/iwae

Code to train Importance Weighted Autoencoders on MNIST and OMNIGLOT

Primary LanguagePython

IWAE

This is the code accompanying the paper Importance Weighted Autoencoders by Yuri Burda, Roger Grosse, and Ruslan Salakhutdinov.

Requirements

This implementation is based on theano. It also uses progressbar to display the training progress.

Configuration

The file config.py contains variables DATASETS_DIR and RESULTS_DIR. The results of all the experiments will be stored in the folder RESULTS_DIR. The scripts will be looking for the datasets in the directory DATASETS_DIR.

Datasets

To download the MNIST dataset (both the non-binarized version, and the binarized version of Larochelle, Murray)

python download_mnist.py

The OMNIGLOT dataset has not been publicly released yet. We will update the repository once it gets released.

Usage

Training randomly initialized models

To train a model (VAE or IWAE) as reported in table 1 in the IWAE paper, run

python experiments.py --model [model] --dataset [dataset] --k [k] --layers [l]

where model is vae or iwae; dataset is one of BinFixMNIST, MNIST, OMNI; k is 1, 5, or 50; l is 1 or 2.

Training a model initialized at another trained model

To train a one layer IWAE with k=50 initialized at a one layer VAE trained with k=1, train the one layer VAE with k=1 as described above, and then run

python experiments.py --exp iwae_to_vae

To train a one layer VAE with k=1 initialized at the one layer IWAE trained with k=50, train the one layer IWAE with k=50 as described above, and then run

python experiments.py --exp vae_to_iwae

Checkpoints

To restart a training experiment from a checkpoint created after training for 3i epochs, pass the parameter --checkpoint i+1 to the experiments.py script.

Remarks

The results of the experiments in the first version of the paper are not exactly the same as the results of running the provided code. This is because the experiments in the first version of the paper used code that handled random numbers in a different way than the published code. The second version of the paper will be reporting numbers produced by running the published version of the code, making the results fully reproducible.

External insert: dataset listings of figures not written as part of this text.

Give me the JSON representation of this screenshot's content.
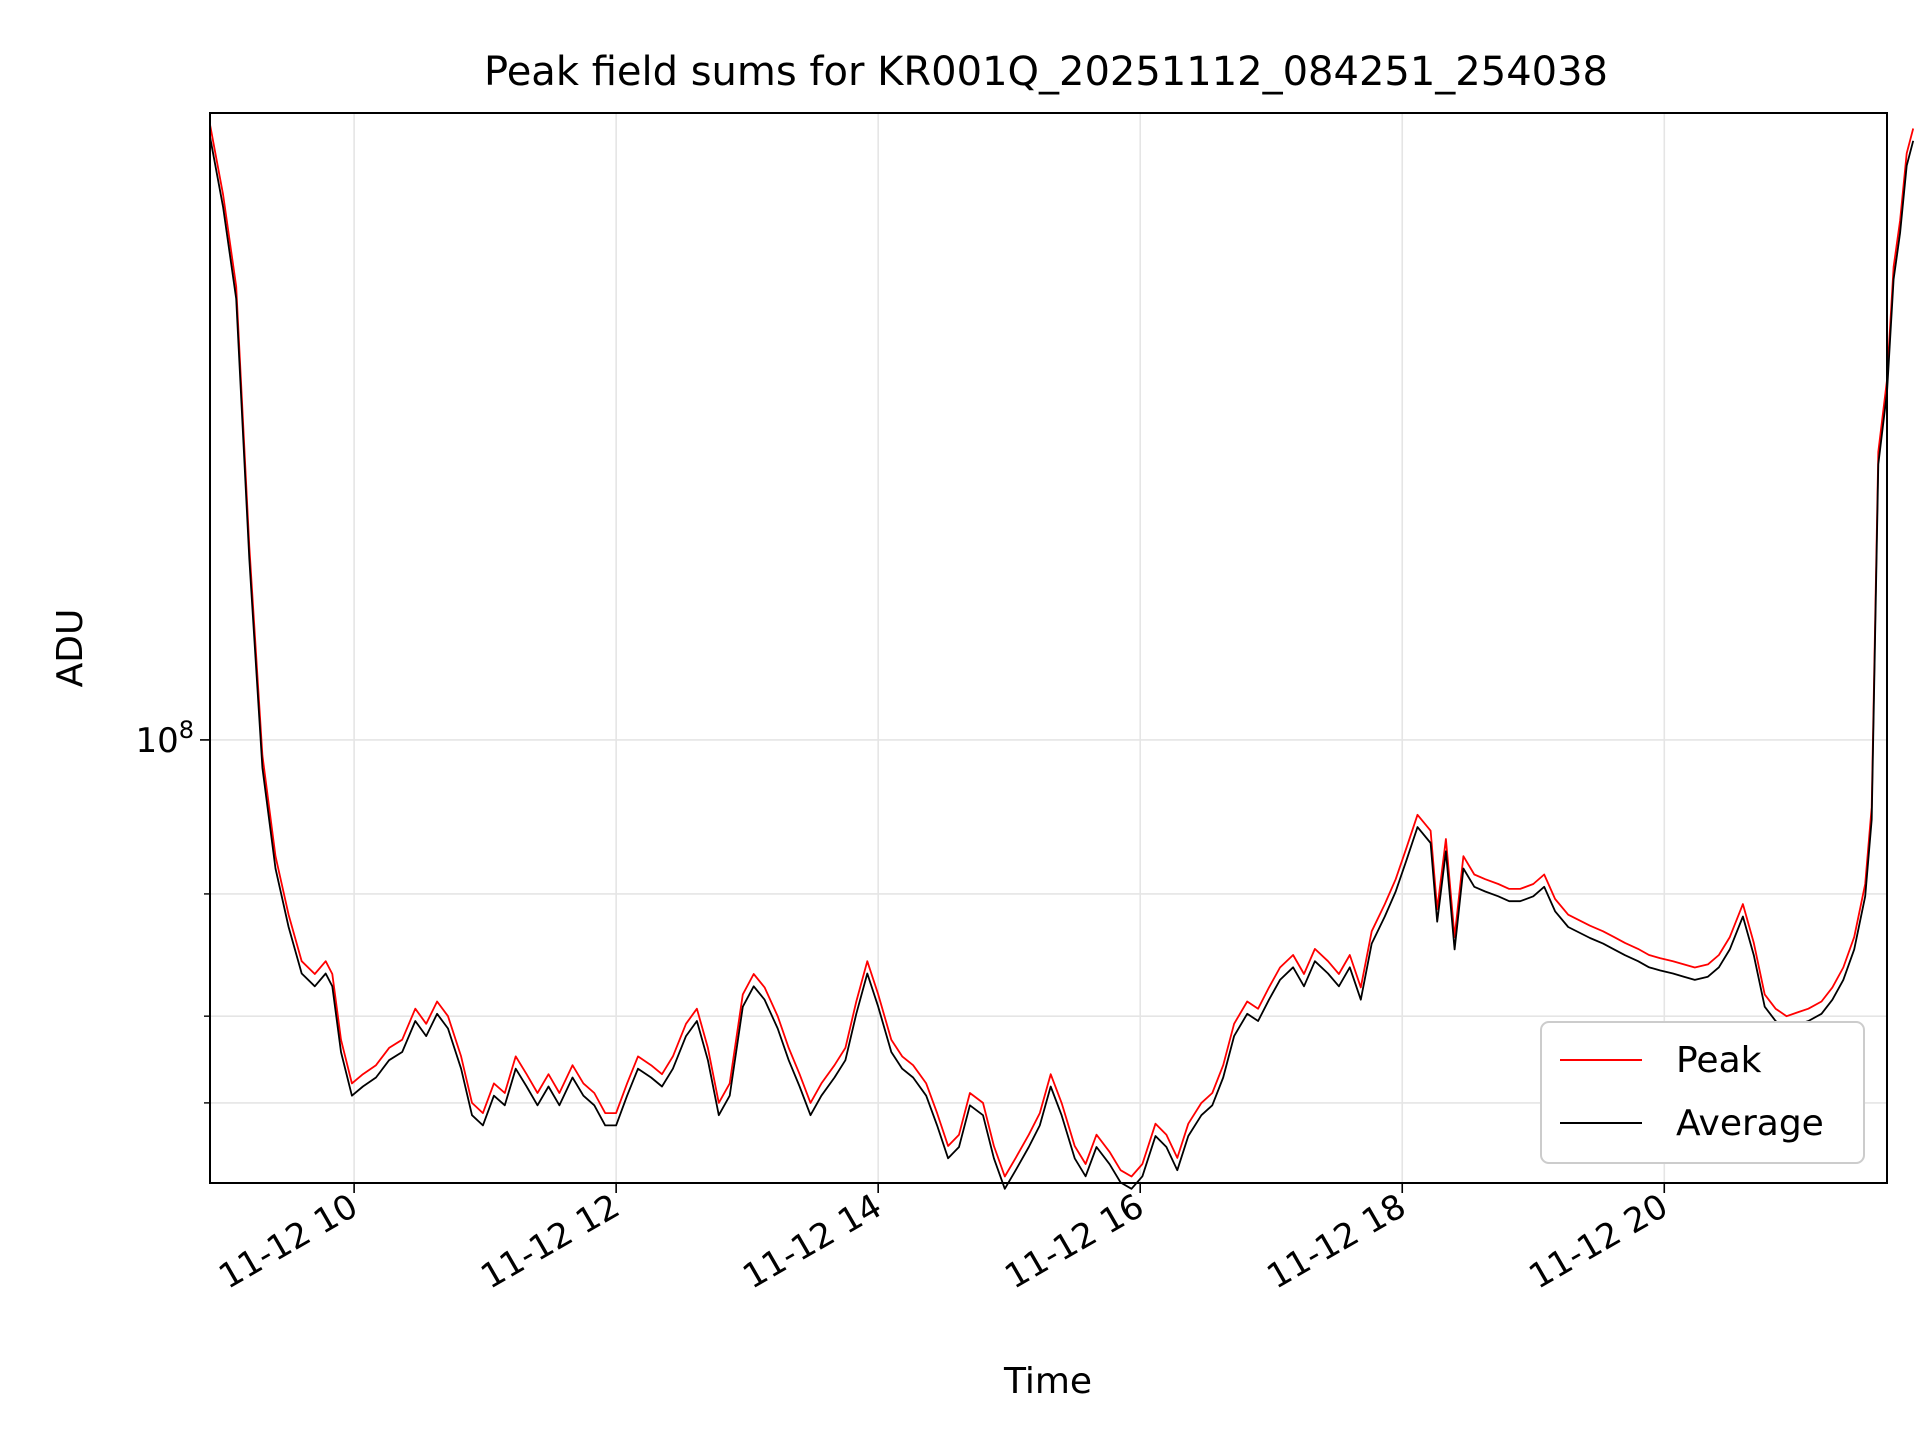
{
  "chart_data": {
    "type": "line",
    "title": "Peak field sums for KR001Q_20251112_084251_254038",
    "xlabel": "Time",
    "ylabel": "ADU",
    "x_ticks": [
      "11-12 10",
      "11-12 12",
      "11-12 14",
      "11-12 16",
      "11-12 18",
      "11-12 20"
    ],
    "y_ticks": [
      "10^8"
    ],
    "y_scale": "log",
    "grid": true,
    "legend_position": "lower right",
    "xlim": [
      "2025-11-12 08:54",
      "2025-11-12 21:42"
    ],
    "ylim": [
      23000000,
      800000000
    ],
    "series": [
      {
        "name": "Peak",
        "color": "#ff0000",
        "points": [
          [
            "08:54",
            770000000
          ],
          [
            "09:00",
            610000000
          ],
          [
            "09:06",
            450000000
          ],
          [
            "09:12",
            190000000
          ],
          [
            "09:18",
            95000000
          ],
          [
            "09:24",
            68000000
          ],
          [
            "09:30",
            56000000
          ],
          [
            "09:36",
            48000000
          ],
          [
            "09:42",
            46000000
          ],
          [
            "09:47",
            48000000
          ],
          [
            "09:50",
            46000000
          ],
          [
            "09:54",
            37000000
          ],
          [
            "09:59",
            32000000
          ],
          [
            "10:04",
            33000000
          ],
          [
            "10:10",
            34000000
          ],
          [
            "10:16",
            36000000
          ],
          [
            "10:22",
            37000000
          ],
          [
            "10:28",
            41000000
          ],
          [
            "10:33",
            39000000
          ],
          [
            "10:38",
            42000000
          ],
          [
            "10:43",
            40000000
          ],
          [
            "10:49",
            35000000
          ],
          [
            "10:54",
            30000000
          ],
          [
            "10:59",
            29000000
          ],
          [
            "11:04",
            32000000
          ],
          [
            "11:09",
            31000000
          ],
          [
            "11:14",
            35000000
          ],
          [
            "11:19",
            33000000
          ],
          [
            "11:24",
            31000000
          ],
          [
            "11:29",
            33000000
          ],
          [
            "11:34",
            31000000
          ],
          [
            "11:40",
            34000000
          ],
          [
            "11:45",
            32000000
          ],
          [
            "11:50",
            31000000
          ],
          [
            "11:55",
            29000000
          ],
          [
            "12:00",
            29000000
          ],
          [
            "12:05",
            32000000
          ],
          [
            "12:10",
            35000000
          ],
          [
            "12:16",
            34000000
          ],
          [
            "12:21",
            33000000
          ],
          [
            "12:26",
            35000000
          ],
          [
            "12:32",
            39000000
          ],
          [
            "12:37",
            41000000
          ],
          [
            "12:42",
            36000000
          ],
          [
            "12:47",
            30000000
          ],
          [
            "12:52",
            32000000
          ],
          [
            "12:58",
            43000000
          ],
          [
            "13:03",
            46000000
          ],
          [
            "13:08",
            44000000
          ],
          [
            "13:14",
            40000000
          ],
          [
            "13:19",
            36000000
          ],
          [
            "13:24",
            33000000
          ],
          [
            "13:29",
            30000000
          ],
          [
            "13:34",
            32000000
          ],
          [
            "13:40",
            34000000
          ],
          [
            "13:45",
            36000000
          ],
          [
            "13:50",
            42000000
          ],
          [
            "13:55",
            48000000
          ],
          [
            "14:00",
            43000000
          ],
          [
            "14:06",
            37000000
          ],
          [
            "14:11",
            35000000
          ],
          [
            "14:16",
            34000000
          ],
          [
            "14:22",
            32000000
          ],
          [
            "14:27",
            29000000
          ],
          [
            "14:32",
            26000000
          ],
          [
            "14:37",
            27000000
          ],
          [
            "14:42",
            31000000
          ],
          [
            "14:48",
            30000000
          ],
          [
            "14:53",
            26000000
          ],
          [
            "14:58",
            23500000
          ],
          [
            "15:03",
            25000000
          ],
          [
            "15:09",
            27000000
          ],
          [
            "15:14",
            29000000
          ],
          [
            "15:19",
            33000000
          ],
          [
            "15:24",
            30000000
          ],
          [
            "15:30",
            26000000
          ],
          [
            "15:35",
            24500000
          ],
          [
            "15:40",
            27000000
          ],
          [
            "15:46",
            25500000
          ],
          [
            "15:51",
            24000000
          ],
          [
            "15:56",
            23500000
          ],
          [
            "16:01",
            24500000
          ],
          [
            "16:07",
            28000000
          ],
          [
            "16:12",
            27000000
          ],
          [
            "16:17",
            25000000
          ],
          [
            "16:22",
            28000000
          ],
          [
            "16:28",
            30000000
          ],
          [
            "16:33",
            31000000
          ],
          [
            "16:38",
            34000000
          ],
          [
            "16:43",
            39000000
          ],
          [
            "16:49",
            42000000
          ],
          [
            "16:54",
            41000000
          ],
          [
            "16:59",
            44000000
          ],
          [
            "17:04",
            47000000
          ],
          [
            "17:10",
            49000000
          ],
          [
            "17:15",
            46000000
          ],
          [
            "17:20",
            50000000
          ],
          [
            "17:26",
            48000000
          ],
          [
            "17:31",
            46000000
          ],
          [
            "17:36",
            49000000
          ],
          [
            "17:41",
            44000000
          ],
          [
            "17:46",
            53000000
          ],
          [
            "17:52",
            58000000
          ],
          [
            "17:57",
            63000000
          ],
          [
            "18:02",
            70000000
          ],
          [
            "18:07",
            78000000
          ],
          [
            "18:13",
            74000000
          ],
          [
            "18:16",
            57000000
          ],
          [
            "18:20",
            72000000
          ],
          [
            "18:24",
            52000000
          ],
          [
            "18:28",
            68000000
          ],
          [
            "18:33",
            64000000
          ],
          [
            "18:38",
            63000000
          ],
          [
            "18:44",
            62000000
          ],
          [
            "18:49",
            61000000
          ],
          [
            "18:54",
            61000000
          ],
          [
            "19:00",
            62000000
          ],
          [
            "19:05",
            64000000
          ],
          [
            "19:10",
            59000000
          ],
          [
            "19:16",
            56000000
          ],
          [
            "19:21",
            55000000
          ],
          [
            "19:26",
            54000000
          ],
          [
            "19:32",
            53000000
          ],
          [
            "19:37",
            52000000
          ],
          [
            "19:42",
            51000000
          ],
          [
            "19:48",
            50000000
          ],
          [
            "19:53",
            49000000
          ],
          [
            "19:58",
            48500000
          ],
          [
            "20:04",
            48000000
          ],
          [
            "20:09",
            47500000
          ],
          [
            "20:14",
            47000000
          ],
          [
            "20:20",
            47500000
          ],
          [
            "20:25",
            49000000
          ],
          [
            "20:30",
            52000000
          ],
          [
            "20:36",
            58000000
          ],
          [
            "20:41",
            51000000
          ],
          [
            "20:46",
            43000000
          ],
          [
            "20:51",
            41000000
          ],
          [
            "20:56",
            40000000
          ],
          [
            "21:01",
            40500000
          ],
          [
            "21:06",
            41000000
          ],
          [
            "21:12",
            42000000
          ],
          [
            "21:17",
            44000000
          ],
          [
            "21:22",
            47000000
          ],
          [
            "21:27",
            52000000
          ],
          [
            "21:32",
            62000000
          ],
          [
            "21:35",
            80000000
          ],
          [
            "21:38",
            260000000
          ],
          [
            "21:42",
            330000000
          ],
          [
            "21:45",
            480000000
          ],
          [
            "21:48",
            560000000
          ],
          [
            "21:51",
            700000000
          ],
          [
            "21:54",
            760000000
          ]
        ]
      },
      {
        "name": "Average",
        "color": "#000000",
        "points": []
      }
    ]
  }
}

The first version of the paper did not report results on the fixed binarization of the MNIST dataset used by Larochelle, Murray. Instead, the experiments in the paper were using a random binarization every time a binary sample was given to the model, and 59600 MNIST examples were used for training (the remaining 400 training examples were used for validation). With this version of the dataset, none of the models exhibited significant amounts of overfitting (up to 0.75 nats difference between test set log likelihood and training set log likelihood). When trained on the 50000 training examples from the fixed binarization of the MNIST dataset, the models overfit significantly more (about 3.5 nats difference between test set log likelihood and training set log likelihood) and achieve test log-likelihoods about 2 nats lower than the ones reported in the paper for the random binarization MNIST. We didn't use any regularization in our experiments to combat the overfitting on the fixed binarization of the MNIST dataset. The VAE models for which the log-likelihood was reported in the literature used the fixed binarization dataset augmented by samples with added flip-bit or drop-out noise.